Aspirin Boosts Immunotherapy Effect In Mouse Models of Cancer

Aspirin Boosts Immunotherapy Effect In Mouse Models of Cancer

In a new study entitled Cyclooxygenase-Dependent Tumor Growth through Evasion of Immunity” scientists at The Francis Crick Institute discovered that administrating aspirin (or other COX inhibitors) together with immunotherapies boosts the immune response against tumor cells. The study was published in the journal Cell.

Several types of tumor cells have developed ingenious ways to inhibit the action of immune responses. In this study scientists observed that melanoma cells produce prostaglandin E2 to suppress immunity and foster tumor-promoting inflammation. Because prostaglandins are synthesized by a group of enzymes, the cyclooxygenases (COX), researchers used genetic tools to inhibit COX in melanoma, breast or colorectal cancer cells, rendering these cells susceptible to the anti-tumoral action of the immune system.

Aspirin belongs to the family of COX inhibitors, as such, combining aspirin with immunotherapy (a treatment that works by boosting immune system responses against, in this case, cancer cells) significantly decreased cancer progression in mouse models for bowel and melanoma skin cancer.

These findings highlight the potential of COX inhibitors as adjuvants (i.e., a substance that increases the body’s immune response) for immunotherapies in cancer patients.

Professor Caetano Reis e Sousa, study lead author and senior group leader at The Francis Crick Institute commented, “We’ve added to the growing evidence that some cancers produce PGE2 as a way of escaping the immune system. If you can take away cancer cells’ ability to make PGE2 you effectively lift this protective barrier and unleash the full power of the immune system. Giving patients COX inhibitors like aspirin at the same time as immunotherapy could potentially make a huge difference to the benefit they get from treatment. It’s still early work but this could help make cancer immunotherapy even more effective, delivering life-changing results for patients.”

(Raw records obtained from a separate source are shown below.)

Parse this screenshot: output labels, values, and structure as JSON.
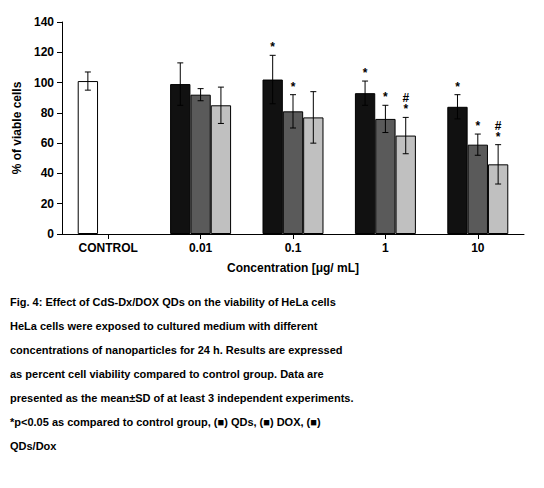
{
  "chart_data": {
    "type": "bar",
    "xlabel": "Concentration [μg/ mL]",
    "ylabel": "% of viable cells",
    "categories": [
      "CONTROL",
      "0.01",
      "0.1",
      "1",
      "10"
    ],
    "series": [
      {
        "colors": [
          "white",
          "#111111",
          "#111111",
          "#111111",
          "#111111"
        ],
        "values": [
          101,
          99,
          102,
          93,
          84
        ],
        "errors": [
          6,
          14,
          16,
          8,
          8
        ],
        "annotations": [
          null,
          null,
          [
            "*"
          ],
          [
            "*"
          ],
          [
            "*"
          ]
        ]
      },
      {
        "color": "#5a5a5a",
        "values": [
          null,
          92,
          81,
          76,
          59
        ],
        "errors": [
          null,
          4,
          11,
          9,
          7
        ],
        "annotations": [
          null,
          null,
          [
            "*"
          ],
          [
            "*"
          ],
          [
            "*"
          ]
        ]
      },
      {
        "color": "#c0c0c0",
        "values": [
          null,
          85,
          77,
          65,
          46
        ],
        "errors": [
          null,
          12,
          17,
          12,
          13
        ],
        "annotations": [
          null,
          null,
          null,
          [
            "*",
            "#"
          ],
          [
            "*",
            "#"
          ]
        ]
      }
    ],
    "ylim": [
      0,
      140
    ],
    "yticks": [
      0,
      20,
      40,
      60,
      80,
      100,
      120,
      140
    ],
    "grid": false,
    "caption": [
      "Fig. 4: Effect of CdS-Dx/DOX QDs on the viability of HeLa cells",
      "HeLa cells were exposed to cultured medium with different",
      "concentrations of nanoparticles for 24 h. Results are expressed",
      "as percent cell viability compared to control group. Data are",
      "presented as the mean±SD of at least 3 independent experiments.",
      "*p<0.05 as compared to control group, (■) QDs, (■) DOX, (■)",
      "QDs/Dox"
    ]
  }
}
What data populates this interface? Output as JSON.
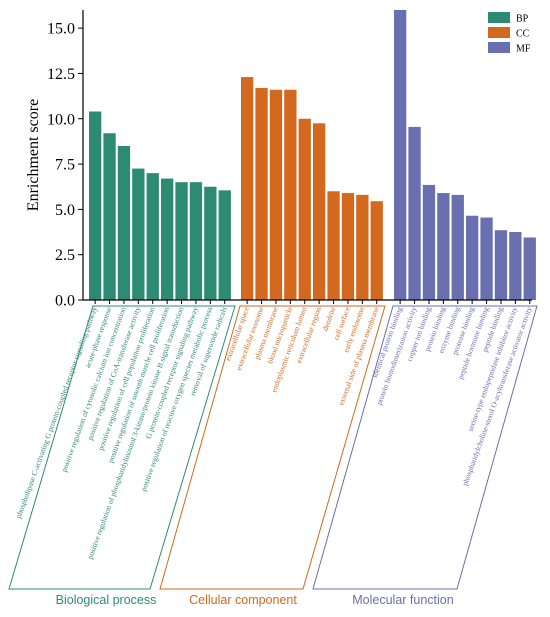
{
  "chart_data": {
    "type": "bar",
    "ylabel": "Enrichment score",
    "ylim": [
      0,
      16
    ],
    "yticks": [
      "0.0",
      "2.5",
      "5.0",
      "7.5",
      "10.0",
      "12.5",
      "15.0"
    ],
    "ytick_values": [
      0,
      2.5,
      5,
      7.5,
      10,
      12.5,
      15
    ],
    "legend_position": "top-right",
    "grid": false,
    "groups": [
      {
        "key": "BP",
        "name": "Biological process",
        "color": "#2e8b73",
        "categories": [
          "phospholipase C-activating G protein-coupled receptor signaling pathway",
          "acute-phase response",
          "positive regulation of cytosolic calcium ion concentration",
          "positive regulation of CoA-transferase activity",
          "positive regulation of cell population proliferation",
          "positive regulation of smooth muscle cell proliferation",
          "positive regulation of phosphatidylinositol 3-kinase/protein kinase B signal transduction",
          "G protein-coupled receptor signaling pathway",
          "positive regulation of reactive oxygen species metabolic process",
          "removal of superoxide radicals"
        ],
        "values": [
          10.4,
          9.2,
          8.5,
          7.25,
          7.0,
          6.7,
          6.5,
          6.5,
          6.25,
          6.05
        ]
      },
      {
        "key": "CC",
        "name": "Cellular component",
        "color": "#d2691e",
        "categories": [
          "extracellular space",
          "extracellular exosome",
          "plasma membrane",
          "blood microparticle",
          "endoplasmic reticulum lumen",
          "extracellular region",
          "dendrite",
          "cell surface",
          "early endosome",
          "external side of plasma membrane"
        ],
        "values": [
          12.3,
          11.7,
          11.6,
          11.6,
          10.0,
          9.75,
          6.0,
          5.9,
          5.8,
          5.45
        ]
      },
      {
        "key": "MF",
        "name": "Molecular function",
        "color": "#6a6fb0",
        "categories": [
          "identical protein binding",
          "protein homodimerization activity",
          "copper ion binding",
          "protein binding",
          "enzyme binding",
          "protease binding",
          "peptide hormone binding",
          "peptide binding",
          "serine-type endopeptidase inhibitor activity",
          "phosphatidylcholine-sterol O-acyltransferase activator activity"
        ],
        "values": [
          16.0,
          9.55,
          6.35,
          5.9,
          5.8,
          4.65,
          4.55,
          3.85,
          3.75,
          3.45
        ]
      }
    ]
  }
}
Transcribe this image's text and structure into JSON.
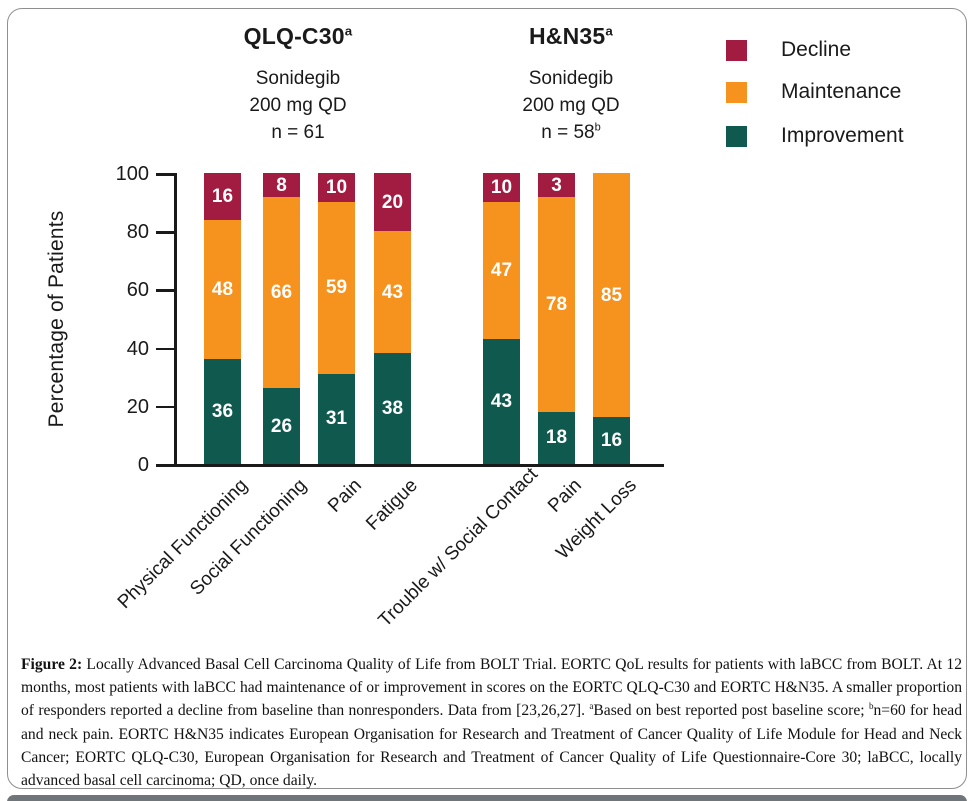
{
  "chart_data": {
    "type": "bar",
    "stacked": true,
    "title": "",
    "xlabel": "",
    "ylabel": "Percentage of Patients",
    "ylim": [
      0,
      100
    ],
    "yticks": [
      0,
      20,
      40,
      60,
      80,
      100
    ],
    "grid": false,
    "legend_position": "top-right",
    "legend": [
      {
        "label": "Decline",
        "color": "#A11C40"
      },
      {
        "label": "Maintenance",
        "color": "#F6921E"
      },
      {
        "label": "Improvement",
        "color": "#0F594F"
      }
    ],
    "groups": [
      {
        "title": "QLQ-C30",
        "title_sup": "a",
        "subtitle_lines": [
          "Sonidegib",
          "200 mg QD"
        ],
        "n_label": "n = 61",
        "n_sup": "",
        "bars": [
          {
            "category": "Physical Functioning",
            "improvement": 36,
            "maintenance": 48,
            "decline": 16
          },
          {
            "category": "Social Functioning",
            "improvement": 26,
            "maintenance": 66,
            "decline": 8
          },
          {
            "category": "Pain",
            "improvement": 31,
            "maintenance": 59,
            "decline": 10
          },
          {
            "category": "Fatigue",
            "improvement": 38,
            "maintenance": 43,
            "decline": 20
          }
        ]
      },
      {
        "title": "H&N35",
        "title_sup": "a",
        "subtitle_lines": [
          "Sonidegib",
          "200 mg QD"
        ],
        "n_label": "n = 58",
        "n_sup": "b",
        "bars": [
          {
            "category": "Trouble w/ Social Contact",
            "improvement": 43,
            "maintenance": 47,
            "decline": 10
          },
          {
            "category": "Pain",
            "improvement": 18,
            "maintenance": 78,
            "decline": 3
          },
          {
            "category": "Weight Loss",
            "improvement": 16,
            "maintenance": 85,
            "decline": 0
          }
        ]
      }
    ]
  },
  "caption": {
    "segments": [
      {
        "text": "Figure 2:",
        "bold": true
      },
      {
        "text": " Locally Advanced Basal Cell Carcinoma Quality of Life from BOLT Trial. EORTC QoL results for patients with laBCC from BOLT. At 12 months, most patients with laBCC had maintenance of or improvement in scores on the EORTC QLQ-C30 and EORTC H&N35. A smaller proportion of responders reported a decline from baseline than nonresponders. Data from [23,26,27]. "
      },
      {
        "text": "a",
        "sup": true
      },
      {
        "text": "Based on best reported post baseline score; "
      },
      {
        "text": "b",
        "sup": true
      },
      {
        "text": "n=60 for head and neck pain. EORTC H&N35 indicates European Organisation for Research and Treatment of Cancer Quality of Life Module for Head and Neck Cancer; EORTC QLQ-C30, European Organisation for Research and Treatment of Cancer Quality of Life Questionnaire-Core 30; laBCC, locally advanced basal cell carcinoma; QD, once daily."
      }
    ]
  }
}
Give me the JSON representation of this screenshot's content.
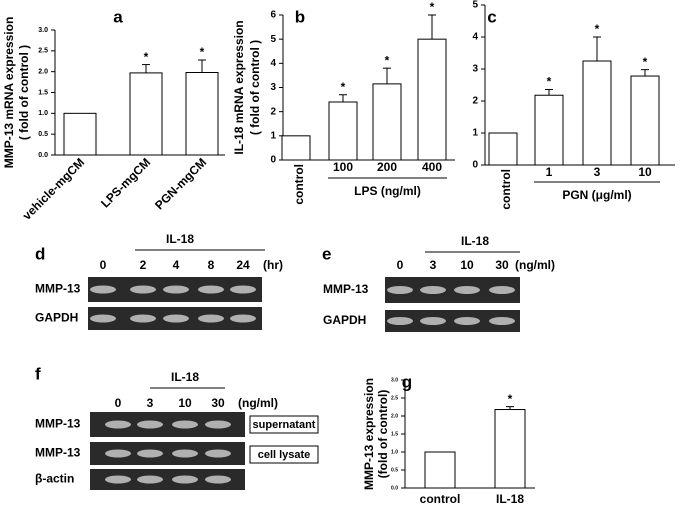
{
  "chart_data": [
    {
      "type": "bar",
      "panel": "a",
      "y_label": [
        "MMP-13 mRNA expression",
        "( fold of control )"
      ],
      "categories": [
        "vehicle-mgCM",
        "LPS-mgCM",
        "PGN-mgCM"
      ],
      "values": [
        1.0,
        1.97,
        1.98
      ],
      "errors": [
        null,
        0.2,
        0.3
      ],
      "stars": [
        null,
        "*",
        "*"
      ],
      "ylim": [
        0,
        3.0
      ],
      "yticks": [
        {
          "value": 0,
          "label": "0.0"
        },
        {
          "value": 0.5,
          "label": "0.5"
        },
        {
          "value": 1,
          "label": "1.0"
        },
        {
          "value": 1.5,
          "label": "1.5"
        },
        {
          "value": 2,
          "label": "2.0"
        },
        {
          "value": 2.5,
          "label": "2.5"
        },
        {
          "value": 3,
          "label": "3.0"
        }
      ],
      "color": "#ffffff"
    },
    {
      "type": "bar",
      "panel": "b",
      "y_label": [
        "IL-18 mRNA expression",
        "( fold of control )"
      ],
      "x_label": "LPS (ng/ml)",
      "categories": [
        "control",
        "100",
        "200",
        "400"
      ],
      "values": [
        1.0,
        2.4,
        3.15,
        5.0
      ],
      "errors": [
        null,
        0.3,
        0.65,
        1.0
      ],
      "stars": [
        null,
        "*",
        "*",
        "*"
      ],
      "ylim": [
        0,
        6
      ],
      "yticks": [
        0,
        1,
        2,
        3,
        4,
        5,
        6
      ],
      "color": "#ffffff"
    },
    {
      "type": "bar",
      "panel": "c",
      "x_label": "PGN (μg/ml)",
      "categories": [
        "control",
        "1",
        "3",
        "10"
      ],
      "values": [
        1.0,
        2.18,
        3.25,
        2.78
      ],
      "errors": [
        null,
        0.18,
        0.75,
        0.2
      ],
      "stars": [
        null,
        "*",
        "*",
        "*"
      ],
      "ylim": [
        0,
        5
      ],
      "yticks": [
        0,
        1,
        2,
        3,
        4,
        5
      ],
      "color": "#ffffff"
    },
    {
      "type": "bar",
      "panel": "g",
      "y_label": [
        "MMP-13 expression",
        "(fold of control)"
      ],
      "categories": [
        "control",
        "IL-18"
      ],
      "values": [
        1.0,
        2.18
      ],
      "errors": [
        null,
        0.08
      ],
      "stars": [
        null,
        "*"
      ],
      "ylim": [
        0,
        3.0
      ],
      "yticks": [
        {
          "value": 0,
          "label": "0.0"
        },
        {
          "value": 0.5,
          "label": "0.5"
        },
        {
          "value": 1,
          "label": "1.0"
        },
        {
          "value": 1.5,
          "label": "1.5"
        },
        {
          "value": 2,
          "label": "2.0"
        },
        {
          "value": 2.5,
          "label": "2.5"
        },
        {
          "value": 3,
          "label": "3.0"
        }
      ],
      "color": "#ffffff"
    }
  ],
  "gels": [
    {
      "panel": "d",
      "group": "IL-18",
      "lanes": [
        "0",
        "2",
        "4",
        "8",
        "24"
      ],
      "unit": "(hr)",
      "rows": [
        {
          "name": "MMP-13"
        },
        {
          "name": "GAPDH"
        }
      ]
    },
    {
      "panel": "e",
      "group": "IL-18",
      "lanes": [
        "0",
        "3",
        "10",
        "30"
      ],
      "unit": "(ng/ml)",
      "rows": [
        {
          "name": "MMP-13"
        },
        {
          "name": "GAPDH"
        }
      ]
    },
    {
      "panel": "f",
      "group": "IL-18",
      "lanes": [
        "0",
        "3",
        "10",
        "30"
      ],
      "unit": "(ng/ml)",
      "rows": [
        {
          "name": "MMP-13",
          "tag": "supernatant"
        },
        {
          "name": "MMP-13",
          "tag": "cell lysate"
        },
        {
          "name": "β-actin"
        }
      ]
    }
  ]
}
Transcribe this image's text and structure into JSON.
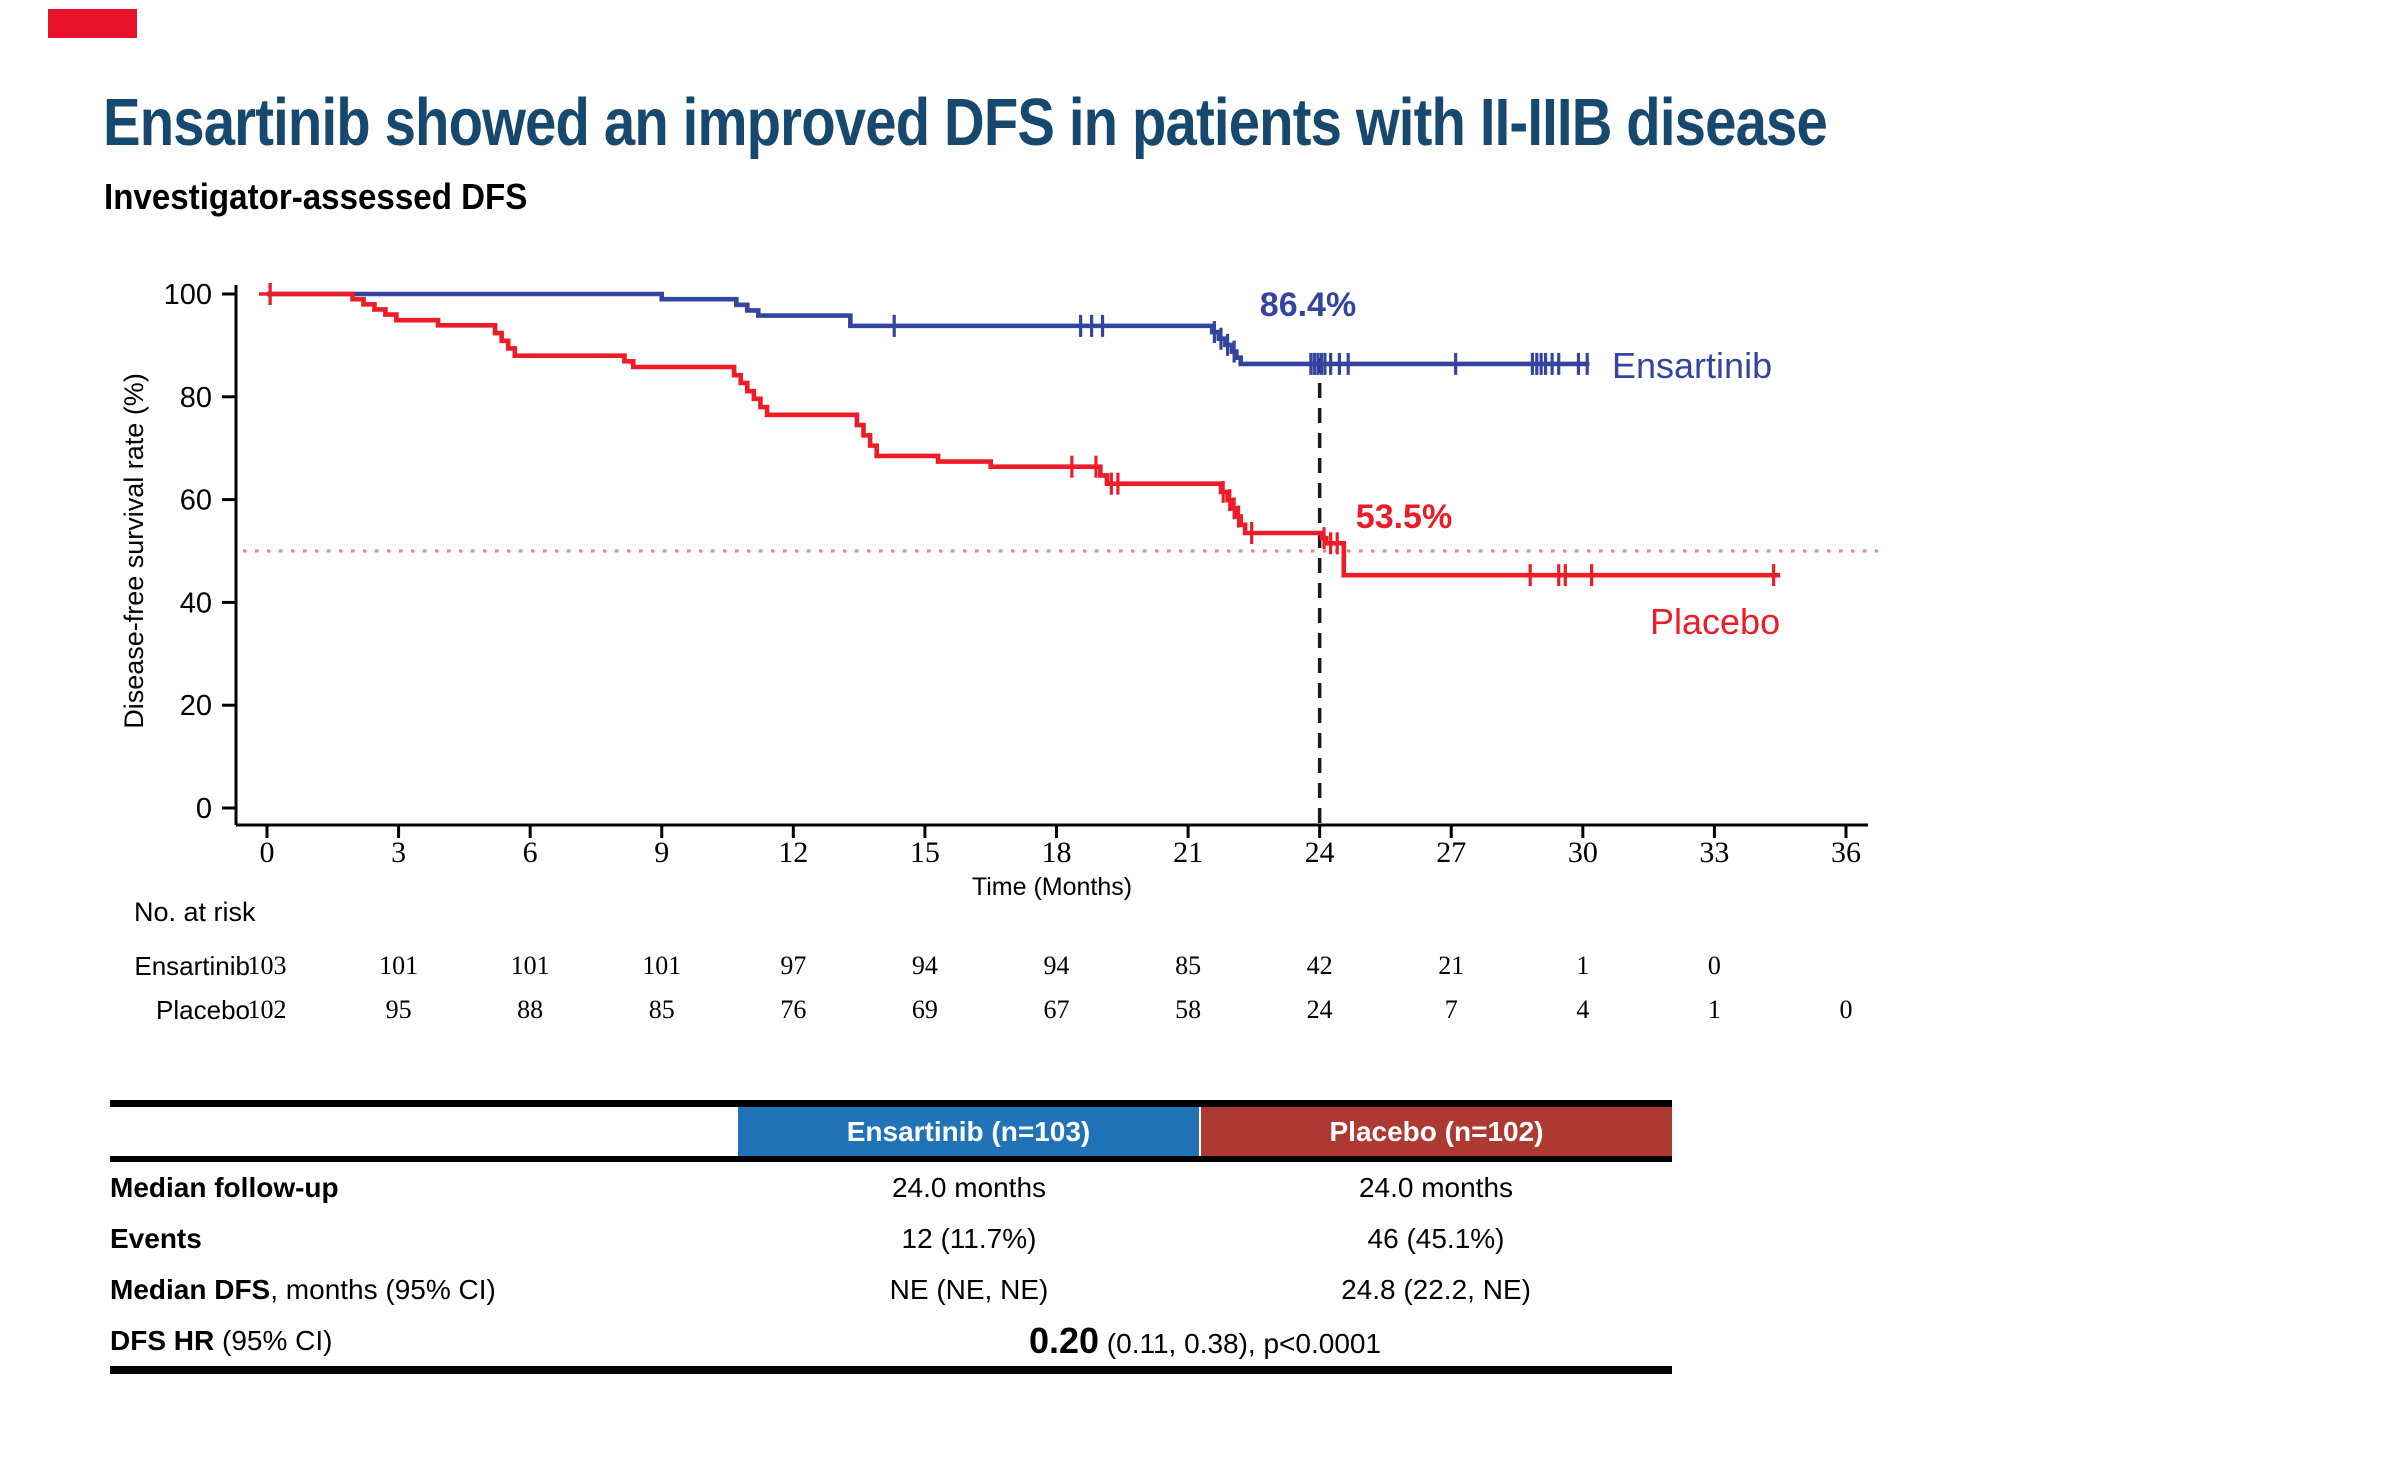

Professor Peter Johnson, Cancer Research UK’s chief clinician added, “PGE2 acts on many different cells in our body, and this study suggests that one of these actions is to tell our immune system to ignore cancer cells. Once you stop the cancer cells from producing it, the immune system switches back to ‘kill mode’ and attacks the tumor. This research was carried out in mice so there is still some way to go before we will see patients being given COX inhibitors as part of their treatment. But it’s an exciting finding that could offer a simple way to dramatically improve the response to treatment in a range of cancers.”